Let us say that the building takes two years to build and is sold to an end-buyer for $34.5 million, generating a profit of $4.5 million. After paying off the construction loan and taking back the equity, the time comes to divide up the profit.
The first thing to do is to pay the return on the equity the capital partner and the developer have paid into the project. Assuming a preferred return of 10% on the initial equity invested (agreed to at the start of the project), the capital partner is entitled to $675,000 per year, or $1.35 million. The developer also gets a 10% return, translating to $150,000. Thus $1.5 million of the $4.5 million profit is paid out in preferred return. The remaining $3 million can be paid out in a 50/50 split, or $1.5 million each.
Thus, based on an initial investment of $6.75 million from the capital partner and $750,000 from the developer, both parties get that equity back, and the capital partner gains a profit of $2.85 million, and the developer gains a profit of $1.65 million.

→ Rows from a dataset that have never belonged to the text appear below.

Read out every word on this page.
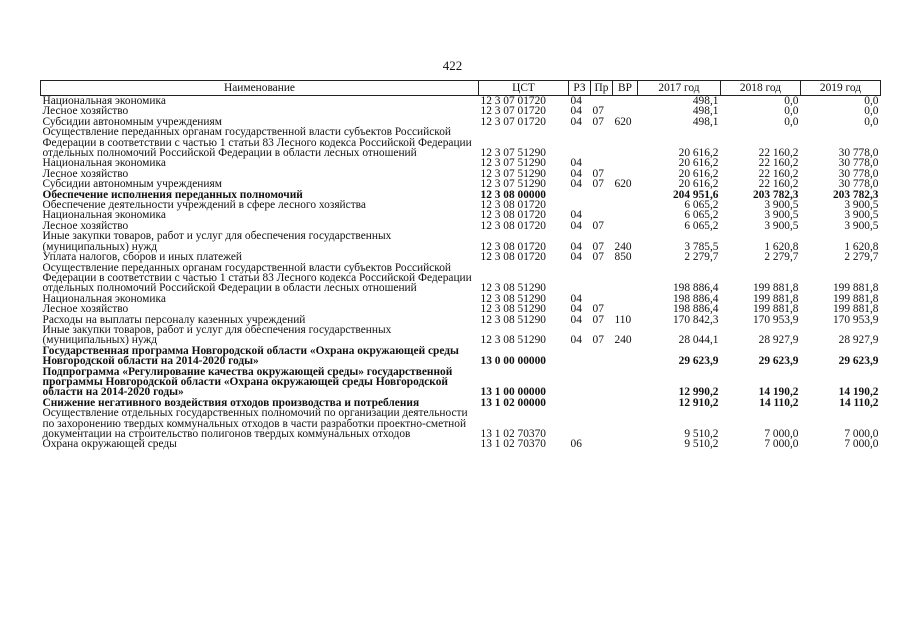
422
Наименование	ЦСТ	РЗ	Пр	ВР	2017 год	2018 год	2019 год
Национальная экономика	12 3 07 01720	04			498,1	0,0	0,0
Лесное хозяйство	12 3 07 01720	04	07		498,1	0,0	0,0
Субсидии автономным учреждениям	12 3 07 01720	04	07	620	498,1	0,0	0,0
Осуществление переданных органам государственной власти субъектов Российской Федерации в соответствии с частью 1 статьи 83 Лесного кодекса Российской Федерации отдельных полномочий Российской Федерации в области лесных отношений	12 3 07 51290				20 616,2	22 160,2	30 778,0
Национальная экономика	12 3 07 51290	04			20 616,2	22 160,2	30 778,0
Лесное хозяйство	12 3 07 51290	04	07		20 616,2	22 160,2	30 778,0
Субсидии автономным учреждениям	12 3 07 51290	04	07	620	20 616,2	22 160,2	30 778,0
Обеспечение исполнения переданных полномочий	12 3 08 00000				204 951,6	203 782,3	203 782,3
Обеспечение деятельности учреждений в сфере лесного хозяйства	12 3 08 01720				6 065,2	3 900,5	3 900,5
Национальная экономика	12 3 08 01720	04			6 065,2	3 900,5	3 900,5
Лесное хозяйство	12 3 08 01720	04	07		6 065,2	3 900,5	3 900,5
Иные закупки товаров, работ и услуг для обеспечения государственных (муниципальных) нужд	12 3 08 01720	04	07	240	3 785,5	1 620,8	1 620,8
Уплата налогов, сборов и иных платежей	12 3 08 01720	04	07	850	2 279,7	2 279,7	2 279,7
Осуществление переданных органам государственной власти субъектов Российской Федерации в соответствии с частью 1 статьи 83 Лесного кодекса Российской Федерации отдельных полномочий Российской Федерации в области лесных отношений	12 3 08 51290				198 886,4	199 881,8	199 881,8
Национальная экономика	12 3 08 51290	04			198 886,4	199 881,8	199 881,8
Лесное хозяйство	12 3 08 51290	04	07		198 886,4	199 881,8	199 881,8
Расходы на выплаты персоналу казенных учреждений	12 3 08 51290	04	07	110	170 842,3	170 953,9	170 953,9
Иные закупки товаров, работ и услуг для обеспечения государственных (муниципальных) нужд	12 3 08 51290	04	07	240	28 044,1	28 927,9	28 927,9
Государственная программа Новгородской области «Охрана окружающей среды Новгородской области на 2014-2020 годы»	13 0 00 00000				29 623,9	29 623,9	29 623,9
Подпрограмма «Регулирование качества окружающей среды» государственной программы Новгородской области «Охрана окружающей среды Новгородской области на 2014-2020 годы»	13 1 00 00000				12 990,2	14 190,2	14 190,2
Снижение негативного воздействия отходов производства и потребления	13 1 02 00000				12 910,2	14 110,2	14 110,2
Осуществление отдельных государственных полномочий по организации деятельности по захоронению твердых коммунальных отходов в части разработки проектно-сметной документации на строительство полигонов твердых коммунальных отходов	13 1 02 70370				9 510,2	7 000,0	7 000,0
Охрана окружающей среды	13 1 02 70370	06			9 510,2	7 000,0	7 000,0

Sharing The Risk And Reward
This is just one of many variations on how such profits can be paid.
For example, the capital partner may ask for a 20% Internal Rate of Return on their money (a guaranteed profit of $6 million for every year of construction), allowing the developer to keep the rest. The percentage split could be varied depending on the profit received. There are an infinite number of combinations.
Becoming a merchant builder allows a developer to build bigger projects with far less risk, while still retaining a good return on his or her investment. A capital partner gets a good return on his or her investment with limited risk.